One of my major goals in working on Arrow is to use it as a high-bandwidth IO pipe for the Python ecosystem. We can talk to the JVM, database systems, and many different file formats by using Arrow as the columnar interchange format. For this use case, it’s important to be able to get back a pandas DataFrame as fast as possible.

Over the last month I’ve done some engineering to construct pandas’s native internal block structure to achieve high bandwidth to Arrow memory. If you’ve been following the Feather file format, this work is all closely interrelated.

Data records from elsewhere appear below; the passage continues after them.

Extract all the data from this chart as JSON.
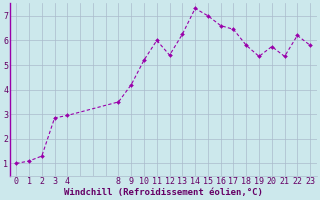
{
  "x": [
    0,
    1,
    2,
    3,
    4,
    8,
    9,
    10,
    11,
    12,
    13,
    14,
    15,
    16,
    17,
    18,
    19,
    20,
    21,
    22,
    23
  ],
  "y": [
    1.0,
    1.1,
    1.3,
    2.85,
    2.95,
    3.5,
    4.2,
    5.2,
    6.0,
    5.4,
    6.25,
    7.3,
    7.0,
    6.6,
    6.45,
    5.8,
    5.35,
    5.75,
    5.35,
    6.2,
    5.8
  ],
  "line_color": "#9900aa",
  "marker_color": "#9900aa",
  "bg_color": "#cce8ec",
  "grid_color": "#aabbcc",
  "xlabel": "Windchill (Refroidissement éolien,°C)",
  "xlim": [
    -0.5,
    23.5
  ],
  "ylim": [
    0.5,
    7.5
  ],
  "yticks": [
    1,
    2,
    3,
    4,
    5,
    6,
    7
  ],
  "xtick_labels": [
    "0",
    "1",
    "2",
    "3",
    "4",
    "",
    "",
    "",
    "8",
    "9",
    "10",
    "11",
    "12",
    "13",
    "14",
    "15",
    "16",
    "17",
    "18",
    "19",
    "20",
    "21",
    "22",
    "23"
  ],
  "xlabel_color": "#660066",
  "tick_color": "#660066",
  "font_size_xlabel": 6.5,
  "font_size_tick": 6
}
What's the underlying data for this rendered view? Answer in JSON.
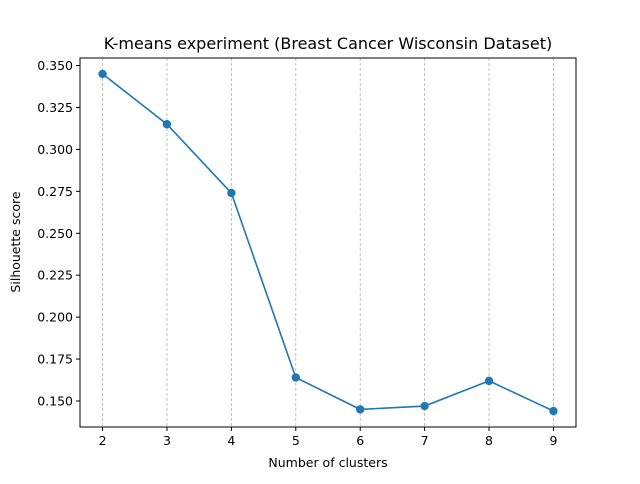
{
  "chart_data": {
    "type": "line",
    "title": "K-means experiment (Breast Cancer Wisconsin Dataset)",
    "xlabel": "Number of clusters",
    "ylabel": "Silhouette score",
    "x": [
      2,
      3,
      4,
      5,
      6,
      7,
      8,
      9
    ],
    "series": [
      {
        "values": [
          0.345,
          0.315,
          0.274,
          0.164,
          0.145,
          0.147,
          0.162,
          0.144
        ]
      }
    ],
    "xticks": [
      "2",
      "3",
      "4",
      "5",
      "6",
      "7",
      "8",
      "9"
    ],
    "yticks": [
      "0.150",
      "0.175",
      "0.200",
      "0.225",
      "0.250",
      "0.275",
      "0.300",
      "0.325",
      "0.350"
    ],
    "xlim": [
      1.65,
      9.35
    ],
    "ylim": [
      0.1345,
      0.3545
    ],
    "grid": "vertical dashed",
    "legend": "none",
    "colors": {
      "line": "#1f77b4",
      "grid": "#b0b0b0",
      "axis": "#000000"
    }
  }
}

Let’s return to the same gigabyte of data from above, and be sure to add some nulls:

>>> df = pd.DataFrame(data)
>>> df.values[::5] = np.nan

Now, let’s convert the DataFrame to an Arrow table, which constructs the Arrow columnar representation:

>>> table = pa.Table.from_pandas(df)
>>> table
<pyarrow.table.Table at 0x7f18ec65abd0>

To go back to pandas-land, call the table’s to_pandas method. This supports a multithreaded conversion, so let’s do a single-threaded conversion for comparison:

>>> %timeit df2 = table.to_pandas(nthreads=1)
10 loops, best of 3: 158 ms per loop

This is 6.33 GB/s, or about 20% slower than purely memcpy-based construction. On my desktop, I can use all 4 cores to go even faster:

>>> %timeit df2 = table.to_pandas(nthreads=4)
10 loops, best of 3: 103 ms per loop

At 9.71 GB/s, this is not far from saturating the main memory bandwidth on my consumer desktop hardware (but I am not an expert on this).

The performance benefits of multithreading can be more dramatic on other hardware. While the performance ratio on my desktop is only 1.53, on my (also quad-core) laptop it is 3.29.

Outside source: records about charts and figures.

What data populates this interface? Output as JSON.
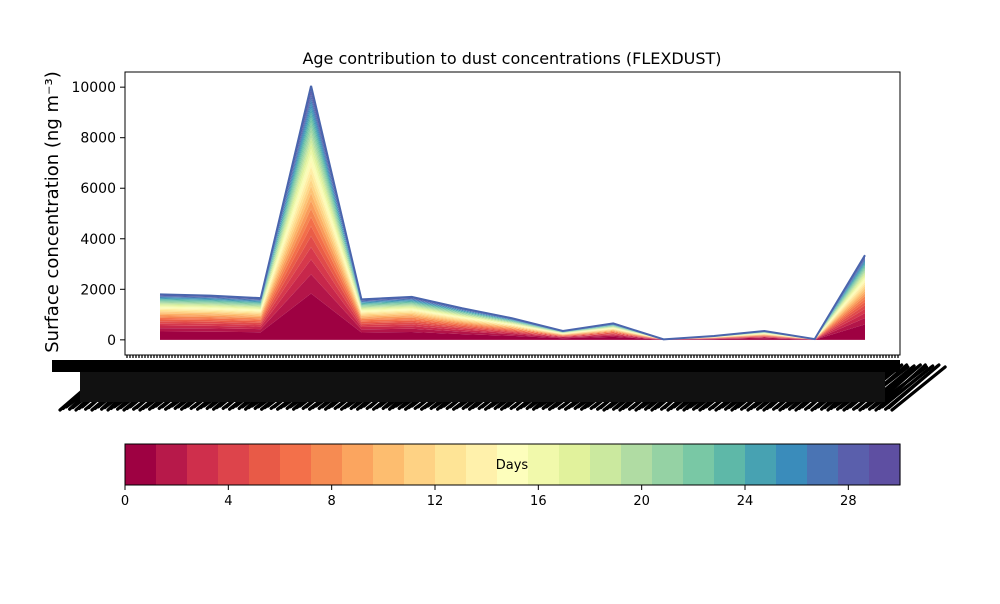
{
  "chart_data": {
    "type": "area",
    "title": "Age contribution to dust concentrations (FLEXDUST)",
    "ylabel": "Surface concentration (ng m⁻³)",
    "xlabel": "",
    "ylim": [
      -600,
      10600
    ],
    "yticks": [
      0,
      2000,
      4000,
      6000,
      8000,
      10000
    ],
    "x_tick_labels_legible": false,
    "series_layers": 30,
    "x_index": [
      0,
      1,
      2,
      3,
      4,
      5,
      6,
      7,
      8,
      9,
      10,
      11,
      12,
      13,
      14
    ],
    "totals": [
      1800,
      1750,
      1650,
      10050,
      1600,
      1700,
      1250,
      850,
      350,
      650,
      20,
      150,
      350,
      30,
      3350
    ],
    "colorbar": {
      "label": "Days",
      "min": 0,
      "max": 30,
      "ticks": [
        0,
        4,
        8,
        12,
        16,
        20,
        24,
        28
      ],
      "colors": [
        "#9e0142",
        "#b7194a",
        "#cf2f4c",
        "#dd444b",
        "#e85a47",
        "#f3704a",
        "#f68b52",
        "#fba55f",
        "#fdbd6f",
        "#fed284",
        "#fee496",
        "#fff1ab",
        "#fdfebc",
        "#f1f9ab",
        "#e1f29c",
        "#cbe99f",
        "#b0dca3",
        "#95d2a4",
        "#79c8a5",
        "#5eb8a8",
        "#47a2b2",
        "#3a8cbb",
        "#4a74b4",
        "#5a5fac",
        "#5e4fa2"
      ]
    }
  }
}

Note that numeric data is a best-case scenario; string or binary data would come with additional overhead while pandas continues to use Python objects in its memory representation.

Implications and roadmap

Since Arrow arrays, record batches (multiple arrays of the same length), and tables (collections of record batches) can be easily zero-copy constructed from many different sources, it is a flexible and efficient way to move tabular data around between systems. By having high speed conversion to pandas, we can pay a small conversion cost (5-10 GB/s is usually negligible compared with the IO performance of other media) to obtain a fully-fledged pandas DataFrame.

In a separate blog post, I’ll go into some of the technical details of Arrow’s low-overhead (and as often as possible: zero-copy) C++ IO subsystem.

As we forge ahead on the pandas 2.0 roadmap, we hope to further reduce the overhead (to zero, in some cases) in interacting with columnar memory like Arrow. A simpler memory representation will also make it easier for other applications to interact with pandas at a low-level.